Com filmes de super-heróis, adaptações de jogos eletrónicos e um bombardeamento de sequelas e críticas, Hollywood preparava-se para outro ano de desilusão até que um inesperado filme de suspense sobre tráfico de menores surpreendeu a indústria.
Sem estreia anunciada para Portugal, o surpreendente sucesso de bilheteira do verão "Sound of Freedom" já arrecadou 85,5 milhões de dólares nas salas de cinema da América do Norte em apenas duas semanas desde a sua estreia, aproximadamente seis vezes mais do que o seu orçamento de 14,5 milhões de dólares.
No último fim de semana, superou confortavelmente os grandes sucessos de bilheteira como "Indiana Jones e o Marcador do Destino", o novo filme da famosa saga de aventuras com Harrison Ford.
Com a sua fascinante versão da verdadeira história de um ex-agente do governo que resgata crianças das guerras de criminosos colombianos que operam uma rede de exploração, poderia pensar-se que esse tipo de filme se trata daqueles deixados para trás por todo mundo.
Mas assim são os EUA, um local onde "guerras culturais" pelo uso de fogões a gás ou bandeiras do Orgulho LGBTQIA+ podem acabar com amizades. Um país onde uma metade considera um "mal encarnado" um filme que a outra metade adora.
Os conservadores fizeram rasgados elogios a "Sound of Freedom" por se dirigir a um setor trabalhador americano que, segundo eles, tem sido ignorado pelas elites de Hollywood.

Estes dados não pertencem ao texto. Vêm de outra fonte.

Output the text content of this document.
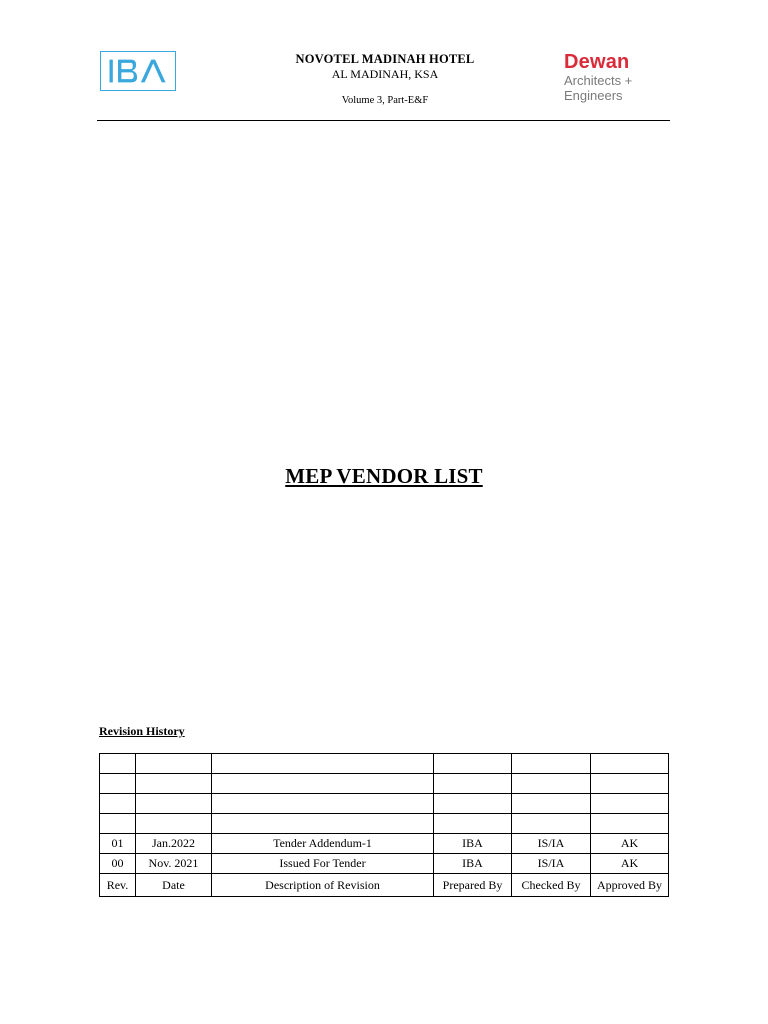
NOVOTEL MADINAH HOTEL
AL MADINAH, KSA
Volume 3, Part-E&F
Dewan
Architects +
Engineers
MEP VENDOR LIST
Revision History

01	Jan.2022	Tender Addendum-1	IBA	IS/IA	AK
00	Nov. 2021	Issued For Tender	IBA	IS/IA	AK
Rev.	Date	Description of Revision	Prepared By	Checked By	Approved By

Os liberais, no entanto, classificam-o como um ferramenta de recrutamento da extrema direita, que promove as teorias da conspiração do movimento QAnon sobre uma seita de pedófilos de Hollywood e um Partido Democrata que, alegadamente, sequestra crianças e extrai o seu sangue.
"O que é quase tão interessante como o filme em si é a reação que parece provocar nos principais meios de comunicação, que parecem decididos a derrubá-lo a qualquer preço", diz o argumentista britânico de suspense Will Jordan numa crítica positiva no "The Critical Drinker", o seu canal no YouTube com 1,8 milhão de inscritos.
"Alguém pensaria que um filme que coloca os holofotes sobre o pesadelo oculto do tráfico infantil seria uma causa bastante admirável e digna de apoio?", acrescentou.
Rodado em 2018 com fundos de investidores mexicanos, a longa-metragem conta a história do ex-agente especial de Segurança Nacional americano Tim Ballard, que, em 2013, comandou a "Operation Underground Railroad" para resgatar crianças de traficantes de uma rede de exploração sexual.
Protagonizado por Jim Caviezel, que ganhou fama como o protagonista de "A Paixão de Cristo" em 2004, o filme converteu-se numa causa notável para figuras da direita norte-americana, desde o intelectual canadiano Jordan Peterson ao comentador político e locutor Ben Shapiro, passando pelo ex-presidente Donald Trump (2017-2021), que apresentará o filme no seu clube de golfe no estado de Nova Jersey esta quarta-feira.
Originalmente programado para ser produzido pela 20th Century Fox, o acordo foi cancelado quando a Disney comprou o estúdio em 2019, abrindo o caminho para que a Angel Studios passasse a ser a responsável.
As críticas a "Sound of Freedom", coprotagonizada pela vencedora de um Óscar Mira Sorvino, colocam em lados opostos os meios de entretenimento tradicionais e o público cinematográfico. Audiências que lhe concedem uma pontuação perfeita de 100% no Rotten Tommatoes, também lhe atribuem uma classificação A+ no CinemaScore, os inquéritos feitos após as sessões.
Nos meios de renome, como a Variety, The New York Times e The Guardian, as reações críticas foram maioritariamente negativas e nelas o filme foi classificado como "parecido com o QAnon" ou simplesmente irritante.